Shurmer shook his head. ‘Naturally not. But it matches the known descriptions and pictures of the Murano crystal mirror.’
‘Did you have it authenticated?’ Holly asked. It would be the natural thing to do; call in a group of experts to assess the mirror and confirm its age and origin. Yet Espen Shurmer was shaking his head again and she sensed that his belief in the mirror and its myth was so strong that either he believed it absolutely without the need for proof or he did not want to question it too closely in case he destroyed the legend.
Of course he might be right. It could indeed be the very mirror that the Winter King had used to foresee the future. Holly glanced at it again and felt the same disturbing pull. A breath of wind seemed to ripple through the still air of the gallery. The lights seemed to shimmer and the mirror glowed in its case as though it were alive. She shuddered, closing her eyes. When she reopened them the gallery swam back into her vision, all bright lights and clean modern lines. It looked normal, just an empty room with old objects in display cases.

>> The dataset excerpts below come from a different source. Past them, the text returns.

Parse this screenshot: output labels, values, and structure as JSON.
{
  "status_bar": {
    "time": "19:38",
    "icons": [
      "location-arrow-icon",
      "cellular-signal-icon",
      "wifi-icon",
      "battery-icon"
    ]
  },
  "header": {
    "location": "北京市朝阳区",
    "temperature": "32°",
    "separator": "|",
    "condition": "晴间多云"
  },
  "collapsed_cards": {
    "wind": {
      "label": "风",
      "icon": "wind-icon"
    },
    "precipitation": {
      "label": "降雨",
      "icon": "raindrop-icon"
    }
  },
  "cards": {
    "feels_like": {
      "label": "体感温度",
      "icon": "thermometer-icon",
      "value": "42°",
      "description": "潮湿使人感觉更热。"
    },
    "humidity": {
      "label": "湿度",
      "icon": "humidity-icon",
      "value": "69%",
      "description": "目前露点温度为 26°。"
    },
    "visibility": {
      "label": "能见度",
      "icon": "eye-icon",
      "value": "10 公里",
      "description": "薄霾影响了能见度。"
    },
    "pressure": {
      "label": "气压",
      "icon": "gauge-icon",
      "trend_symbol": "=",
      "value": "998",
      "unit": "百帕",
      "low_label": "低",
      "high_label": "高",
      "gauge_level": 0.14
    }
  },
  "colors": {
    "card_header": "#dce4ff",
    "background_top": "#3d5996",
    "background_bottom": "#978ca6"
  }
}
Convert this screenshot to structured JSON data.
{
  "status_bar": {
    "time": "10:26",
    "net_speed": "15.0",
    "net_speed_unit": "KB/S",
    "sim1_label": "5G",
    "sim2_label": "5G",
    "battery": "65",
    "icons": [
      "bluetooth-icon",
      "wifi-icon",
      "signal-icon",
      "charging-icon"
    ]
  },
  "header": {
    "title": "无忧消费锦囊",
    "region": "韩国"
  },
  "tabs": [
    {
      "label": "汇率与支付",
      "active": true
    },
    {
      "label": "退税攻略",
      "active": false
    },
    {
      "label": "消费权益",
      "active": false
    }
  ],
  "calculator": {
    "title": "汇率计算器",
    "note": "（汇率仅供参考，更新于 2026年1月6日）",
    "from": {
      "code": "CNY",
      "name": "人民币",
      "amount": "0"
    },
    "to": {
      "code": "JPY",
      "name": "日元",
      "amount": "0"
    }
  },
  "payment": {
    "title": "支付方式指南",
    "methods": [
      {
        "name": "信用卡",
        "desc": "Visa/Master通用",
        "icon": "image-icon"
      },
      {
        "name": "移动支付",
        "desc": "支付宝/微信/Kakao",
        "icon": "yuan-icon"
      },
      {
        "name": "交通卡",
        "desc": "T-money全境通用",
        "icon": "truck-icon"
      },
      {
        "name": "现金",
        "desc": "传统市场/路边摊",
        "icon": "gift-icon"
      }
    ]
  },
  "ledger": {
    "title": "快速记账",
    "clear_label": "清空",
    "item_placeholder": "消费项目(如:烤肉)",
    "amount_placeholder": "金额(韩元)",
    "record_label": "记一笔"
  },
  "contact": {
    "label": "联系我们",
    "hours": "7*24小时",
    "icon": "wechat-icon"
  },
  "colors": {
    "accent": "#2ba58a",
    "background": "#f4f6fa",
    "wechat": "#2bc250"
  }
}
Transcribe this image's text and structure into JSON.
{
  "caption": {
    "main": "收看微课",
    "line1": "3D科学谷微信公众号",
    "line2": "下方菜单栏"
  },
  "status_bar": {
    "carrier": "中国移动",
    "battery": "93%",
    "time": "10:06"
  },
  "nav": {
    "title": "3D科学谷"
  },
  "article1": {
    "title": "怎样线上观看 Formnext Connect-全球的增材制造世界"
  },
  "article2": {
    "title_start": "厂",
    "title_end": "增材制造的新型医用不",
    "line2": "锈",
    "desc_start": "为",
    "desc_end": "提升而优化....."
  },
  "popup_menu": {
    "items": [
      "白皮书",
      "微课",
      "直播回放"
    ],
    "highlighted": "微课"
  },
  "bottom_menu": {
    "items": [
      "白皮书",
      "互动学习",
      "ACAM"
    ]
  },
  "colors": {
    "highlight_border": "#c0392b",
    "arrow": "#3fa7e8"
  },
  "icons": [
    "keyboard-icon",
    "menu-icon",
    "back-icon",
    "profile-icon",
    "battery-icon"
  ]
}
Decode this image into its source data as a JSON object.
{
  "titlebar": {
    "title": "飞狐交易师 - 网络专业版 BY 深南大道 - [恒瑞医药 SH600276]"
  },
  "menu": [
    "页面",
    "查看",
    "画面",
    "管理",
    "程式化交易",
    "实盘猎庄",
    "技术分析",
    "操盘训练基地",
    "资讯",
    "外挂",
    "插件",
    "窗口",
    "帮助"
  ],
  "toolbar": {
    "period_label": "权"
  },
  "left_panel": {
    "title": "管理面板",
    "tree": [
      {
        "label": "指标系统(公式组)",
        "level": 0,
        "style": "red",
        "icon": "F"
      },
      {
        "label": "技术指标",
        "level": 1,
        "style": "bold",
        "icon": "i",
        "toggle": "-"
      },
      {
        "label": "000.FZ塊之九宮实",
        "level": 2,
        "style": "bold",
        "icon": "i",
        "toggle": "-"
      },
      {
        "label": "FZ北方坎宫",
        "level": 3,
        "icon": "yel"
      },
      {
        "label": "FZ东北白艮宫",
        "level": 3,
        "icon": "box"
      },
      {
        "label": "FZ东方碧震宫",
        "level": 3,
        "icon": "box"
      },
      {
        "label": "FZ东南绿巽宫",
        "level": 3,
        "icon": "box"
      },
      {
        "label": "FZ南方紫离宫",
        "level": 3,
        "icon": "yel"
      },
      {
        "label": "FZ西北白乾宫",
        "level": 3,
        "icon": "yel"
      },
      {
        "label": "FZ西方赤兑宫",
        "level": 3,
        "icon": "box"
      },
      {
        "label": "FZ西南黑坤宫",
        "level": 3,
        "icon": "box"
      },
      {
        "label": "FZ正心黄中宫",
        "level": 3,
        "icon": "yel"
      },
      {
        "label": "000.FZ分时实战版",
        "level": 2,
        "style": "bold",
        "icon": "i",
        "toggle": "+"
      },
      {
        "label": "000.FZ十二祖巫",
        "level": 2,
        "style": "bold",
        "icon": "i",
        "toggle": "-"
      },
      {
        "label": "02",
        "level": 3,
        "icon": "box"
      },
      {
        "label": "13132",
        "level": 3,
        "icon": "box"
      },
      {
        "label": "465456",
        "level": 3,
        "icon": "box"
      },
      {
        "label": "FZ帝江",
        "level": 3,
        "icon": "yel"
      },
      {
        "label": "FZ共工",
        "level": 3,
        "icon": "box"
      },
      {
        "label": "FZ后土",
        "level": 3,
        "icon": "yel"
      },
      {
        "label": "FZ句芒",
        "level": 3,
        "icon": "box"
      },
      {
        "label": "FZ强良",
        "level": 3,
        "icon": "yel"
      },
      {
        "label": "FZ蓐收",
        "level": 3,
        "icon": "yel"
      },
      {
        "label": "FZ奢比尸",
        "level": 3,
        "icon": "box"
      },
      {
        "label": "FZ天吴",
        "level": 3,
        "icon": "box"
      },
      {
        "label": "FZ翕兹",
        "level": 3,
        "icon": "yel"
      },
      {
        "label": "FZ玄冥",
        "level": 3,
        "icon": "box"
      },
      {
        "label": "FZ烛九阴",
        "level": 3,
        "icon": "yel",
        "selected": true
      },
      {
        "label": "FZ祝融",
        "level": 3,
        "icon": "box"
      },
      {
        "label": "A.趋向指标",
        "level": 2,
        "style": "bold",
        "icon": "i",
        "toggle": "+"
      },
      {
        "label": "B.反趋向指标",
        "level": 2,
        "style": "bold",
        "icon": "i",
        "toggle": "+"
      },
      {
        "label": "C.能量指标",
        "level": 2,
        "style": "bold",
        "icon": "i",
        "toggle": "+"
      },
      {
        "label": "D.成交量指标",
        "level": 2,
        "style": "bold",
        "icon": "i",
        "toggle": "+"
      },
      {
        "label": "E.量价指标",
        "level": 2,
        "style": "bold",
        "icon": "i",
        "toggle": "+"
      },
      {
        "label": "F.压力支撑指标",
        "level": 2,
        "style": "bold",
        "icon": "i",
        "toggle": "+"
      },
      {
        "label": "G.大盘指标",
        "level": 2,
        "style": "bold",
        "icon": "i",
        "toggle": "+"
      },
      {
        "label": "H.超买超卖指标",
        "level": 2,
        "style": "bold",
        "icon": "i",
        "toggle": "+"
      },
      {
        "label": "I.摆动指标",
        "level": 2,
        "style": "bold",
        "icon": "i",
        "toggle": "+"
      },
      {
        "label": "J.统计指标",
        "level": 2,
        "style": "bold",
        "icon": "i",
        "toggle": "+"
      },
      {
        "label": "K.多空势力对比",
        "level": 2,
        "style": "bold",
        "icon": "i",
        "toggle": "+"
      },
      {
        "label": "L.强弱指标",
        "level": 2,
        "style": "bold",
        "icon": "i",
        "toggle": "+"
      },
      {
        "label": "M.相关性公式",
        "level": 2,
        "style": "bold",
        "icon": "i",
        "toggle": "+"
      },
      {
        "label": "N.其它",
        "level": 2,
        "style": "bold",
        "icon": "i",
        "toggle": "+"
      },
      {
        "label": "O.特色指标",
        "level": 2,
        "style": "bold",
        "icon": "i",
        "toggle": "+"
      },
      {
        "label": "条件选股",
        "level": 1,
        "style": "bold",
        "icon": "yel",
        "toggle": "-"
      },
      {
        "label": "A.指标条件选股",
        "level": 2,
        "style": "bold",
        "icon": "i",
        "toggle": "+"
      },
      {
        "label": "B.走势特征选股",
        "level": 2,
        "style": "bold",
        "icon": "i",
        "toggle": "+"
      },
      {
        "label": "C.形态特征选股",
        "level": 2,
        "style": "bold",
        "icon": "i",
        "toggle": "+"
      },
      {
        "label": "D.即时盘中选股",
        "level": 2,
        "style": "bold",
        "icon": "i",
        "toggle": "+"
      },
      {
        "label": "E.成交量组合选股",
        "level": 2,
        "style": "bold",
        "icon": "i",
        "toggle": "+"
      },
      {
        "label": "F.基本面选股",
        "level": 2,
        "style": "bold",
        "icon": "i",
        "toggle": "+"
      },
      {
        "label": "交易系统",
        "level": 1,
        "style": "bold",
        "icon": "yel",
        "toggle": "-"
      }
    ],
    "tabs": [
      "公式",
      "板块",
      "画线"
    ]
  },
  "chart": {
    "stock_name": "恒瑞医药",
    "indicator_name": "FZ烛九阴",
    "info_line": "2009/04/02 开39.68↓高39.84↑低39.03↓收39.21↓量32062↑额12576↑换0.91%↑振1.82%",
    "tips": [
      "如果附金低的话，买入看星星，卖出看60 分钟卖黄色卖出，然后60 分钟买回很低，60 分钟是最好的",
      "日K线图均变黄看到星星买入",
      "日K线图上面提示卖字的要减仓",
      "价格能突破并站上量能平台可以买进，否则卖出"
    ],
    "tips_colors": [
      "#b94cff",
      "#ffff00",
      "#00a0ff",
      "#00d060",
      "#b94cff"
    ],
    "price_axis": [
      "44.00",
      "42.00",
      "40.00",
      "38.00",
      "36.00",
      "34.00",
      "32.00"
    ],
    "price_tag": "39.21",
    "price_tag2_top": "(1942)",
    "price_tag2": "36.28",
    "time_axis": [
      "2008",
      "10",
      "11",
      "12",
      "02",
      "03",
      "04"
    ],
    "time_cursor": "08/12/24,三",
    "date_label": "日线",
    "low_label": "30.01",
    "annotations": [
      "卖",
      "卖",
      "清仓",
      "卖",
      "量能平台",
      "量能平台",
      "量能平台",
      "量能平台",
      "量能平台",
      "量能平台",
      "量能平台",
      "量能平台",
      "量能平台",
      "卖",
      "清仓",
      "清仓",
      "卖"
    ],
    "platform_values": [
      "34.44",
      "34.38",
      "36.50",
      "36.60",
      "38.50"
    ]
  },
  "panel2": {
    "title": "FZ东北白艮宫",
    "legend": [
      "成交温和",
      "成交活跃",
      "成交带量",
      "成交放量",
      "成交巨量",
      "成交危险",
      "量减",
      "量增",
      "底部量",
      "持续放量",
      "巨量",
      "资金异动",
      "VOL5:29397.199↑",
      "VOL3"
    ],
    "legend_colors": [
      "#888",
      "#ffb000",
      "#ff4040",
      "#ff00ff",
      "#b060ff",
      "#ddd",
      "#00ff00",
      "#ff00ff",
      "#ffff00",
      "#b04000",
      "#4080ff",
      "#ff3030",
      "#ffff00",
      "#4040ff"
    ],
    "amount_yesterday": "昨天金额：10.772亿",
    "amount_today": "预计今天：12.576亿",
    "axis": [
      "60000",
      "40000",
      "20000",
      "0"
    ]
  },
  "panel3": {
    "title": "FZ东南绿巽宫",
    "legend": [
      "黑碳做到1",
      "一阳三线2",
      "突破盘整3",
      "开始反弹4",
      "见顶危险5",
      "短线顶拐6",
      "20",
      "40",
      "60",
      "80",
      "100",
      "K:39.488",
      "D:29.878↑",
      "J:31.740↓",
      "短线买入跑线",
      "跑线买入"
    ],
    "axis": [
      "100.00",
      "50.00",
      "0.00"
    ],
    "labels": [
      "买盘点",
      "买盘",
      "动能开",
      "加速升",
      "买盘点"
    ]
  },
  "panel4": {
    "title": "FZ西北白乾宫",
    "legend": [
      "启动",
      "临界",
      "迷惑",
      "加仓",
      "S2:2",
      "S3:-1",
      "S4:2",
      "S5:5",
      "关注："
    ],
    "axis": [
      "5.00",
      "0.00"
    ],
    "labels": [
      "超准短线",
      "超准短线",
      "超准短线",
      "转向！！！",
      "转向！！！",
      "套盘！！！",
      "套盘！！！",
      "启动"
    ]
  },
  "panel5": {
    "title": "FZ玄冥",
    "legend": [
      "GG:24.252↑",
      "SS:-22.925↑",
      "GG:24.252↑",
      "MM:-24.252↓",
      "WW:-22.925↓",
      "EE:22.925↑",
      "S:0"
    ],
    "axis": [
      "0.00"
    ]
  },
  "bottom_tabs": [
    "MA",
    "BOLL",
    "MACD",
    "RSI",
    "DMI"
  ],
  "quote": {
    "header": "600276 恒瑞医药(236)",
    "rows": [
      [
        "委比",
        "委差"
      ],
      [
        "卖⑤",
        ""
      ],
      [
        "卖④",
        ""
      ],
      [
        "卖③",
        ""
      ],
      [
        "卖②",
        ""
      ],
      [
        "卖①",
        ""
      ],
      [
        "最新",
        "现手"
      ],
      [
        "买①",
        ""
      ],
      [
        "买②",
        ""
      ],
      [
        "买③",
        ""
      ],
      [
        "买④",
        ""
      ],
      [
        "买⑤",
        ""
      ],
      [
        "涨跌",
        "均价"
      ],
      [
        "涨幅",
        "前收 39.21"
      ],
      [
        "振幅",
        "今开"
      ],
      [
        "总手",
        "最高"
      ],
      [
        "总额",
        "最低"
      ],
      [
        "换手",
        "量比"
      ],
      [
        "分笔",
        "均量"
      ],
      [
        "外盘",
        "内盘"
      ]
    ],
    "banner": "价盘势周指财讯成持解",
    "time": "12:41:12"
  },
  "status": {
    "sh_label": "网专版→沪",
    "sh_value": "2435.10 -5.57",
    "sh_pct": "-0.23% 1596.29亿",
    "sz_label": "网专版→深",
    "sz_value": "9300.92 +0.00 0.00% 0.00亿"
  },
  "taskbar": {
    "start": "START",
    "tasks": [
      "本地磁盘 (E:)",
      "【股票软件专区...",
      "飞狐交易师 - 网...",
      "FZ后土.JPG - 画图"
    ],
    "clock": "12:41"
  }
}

‘That brings us to the Sistrin pearl,’ Shurmer said, ‘for the crystal mirror was not the only gift bequeathed to Elizabeth by her grandmother. It was matched with a jewel of rare beauty and price.’ He waved a hand towards the miniature of young Elizabeth that was displayed in the glass cabinet. Holly saw that she was wearing a string of pearls with one huge drop pearl in the centre. The simplicity of the necklace and the radiance of the jewels suited the innocence of the portrait. Curiously though, the big pearl was shaped exactly like the crystal mirror. It was a pear shape, or teardrop.
‘The Sistrin pearl was also said to hold great magic.’ Shurmer, too, was looking towards the cabinet where the pearl gleamed at Elizabeth’s neck. ‘It was supposedly a powerful talisman for good, but like the mirror it also possessed the power to wreak destruction if it was misused.’
‘Old pearls almost always have some sort of legend attached to them, though, don’t they?’ Holly said. ‘I mean, usually they have belonged to pirates or they are cursed or something. It was a very superstitious age.’
‘That is true,’ Shurmer said. ‘Certainly the Knights of the Rosy Cross believed the legends and used the pearl and the mirror together in their necromancy. They used their magic to create firewater, a medium through which the future could not only be seen but could also be transformed.’
‘That sounds rather dangerous to me,’ Holly said. ‘If you believe in these things …’ She hesitated. ‘Well, you’re meddling with forces you cannot control, aren’t you.’
‘Yes,’ Shurmer said. There was an odd note in his voice. ‘Indeed you are.’